Plusieurs navires-citernes transportant du gaz naturel liquéfié (GNL) à destination du Japon ont changé de cap pour aller livrer l’Europe afin de l’aider à s’approvisionner en GNL, a déclaré le ministre japonais de l’Économie, du Commerce et de l’Industrie, Koichi Hagiuda, selon des informations transmises par l’Agence France-Presse, mercredi 9 février.
Ces livraisons supplémentaires devraient arriver en Europe ce mois-ci et d’autres devraient arriver en mars. Leur objectif est de contribuer à prévenir le risque d’un manque d’approvisionnement en gaz qui plane sur l’Europe en raison de la situation géopolitique actuelle.
Une éventuelle agression de la Russie envers l’Ukraine alimente en effet les craintes d’une suspension des livraisons de gaz russe vers l’Europe en cas de mesures de rétorsion des pays occidentaux contre Moscou.
Si le ministre japonais n’a pas précisé les volumes de GNL qui seront ainsi vendus en Europe, il a souligné que l’importance de ces livraisons était conditionnée au fait que le Japon reçoive lui-même des livraisons de GNL suffisantes.
Garantir un approvisionnement en gaz suffisant
Cette annonce intervient alors que l’Union européenne s’efforce de multiplier les contacts avec d’autres fournisseurs de gaz que la Russie (qui compte pour environ 40% des importations de gaz de l’Union), afin d’assurer un approvisionnement supplémentaire, si nécessaire.
Outre le Japon, l’UE est notamment en contact étroit avec les États-Unis (EUROPE 12885/2), la Norvège, le Qatar et l’Azerbaïdjan.
La commissaire à l’Énergie, Kadri Simson, était ainsi à Bakou, le 4 février, à l’occasion de la huitième réunion ministérielle du Conseil consultatif du corridor gazier méridional.
Elle y a souligné le « rôle stratégique » de l’Azerbaïdjan, qui « poursuit ses efforts pour assurer à l’Europe un approvisionnement énergétique sûr, stable et abordable ».
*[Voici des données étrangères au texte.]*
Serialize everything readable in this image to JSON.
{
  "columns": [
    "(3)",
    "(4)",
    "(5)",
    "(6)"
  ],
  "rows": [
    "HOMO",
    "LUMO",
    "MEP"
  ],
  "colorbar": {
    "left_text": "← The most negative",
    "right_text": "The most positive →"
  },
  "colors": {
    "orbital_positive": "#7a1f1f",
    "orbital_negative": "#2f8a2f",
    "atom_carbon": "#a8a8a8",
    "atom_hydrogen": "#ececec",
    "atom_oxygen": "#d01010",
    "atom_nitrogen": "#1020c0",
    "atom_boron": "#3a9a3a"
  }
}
Quelques jours plus tôt, mardi 1er février, la commissaire s’était entretenue par vidéoconférence avec le ministre de l’Énergie du Qatar, Saad Sherida al-Kaabi.
Si ce dernier a assuré que le Qatar « est prêt à soutenir ses partenaires dans le monde entier en cas de besoin », il a également souligné que « le volume de gaz dont l’UE a besoin ne peut être remplacé par personne de manière unilatérale sans perturber l’approvisionnement d’autres régions du monde ».
Le centre de réflexion (‘think tank’) Bruegel estime même que les mesures visant à remplacer l’approvisionnement en gaz russe ne suffiront pas en cas d’interruption des livraisons de Gazprom à l’UE.
« L’Union européenne devra freiner la demande, ce qui implique des décisions coûteuses et difficiles (telles que la réduction du gaz industriel) », estime ainsi l’organisation dans une note publiée le 27 janvier.
« Même s’il était techniquement possible de synchroniser l’épuisement des stocks à travers l’Europe pour retarder ou prévenir les ruptures d’approvisionnement en gaz dans toute l’UE, le risque existe que les pays mieux approvisionnés ne soient pas disposés à partager leurs maigres ressources en gaz avec les pays en situation plus difficile », indique en outre la note.
En Allemagne, le niveau des réserves de gaz est descendu à 35-36%, contre 82% durant la même période en 2020, a indiqué mercredi une porte-parole du ministère allemand de l’Économie et du Climat, tout en qualifiant ce niveau d’« inquiétant ».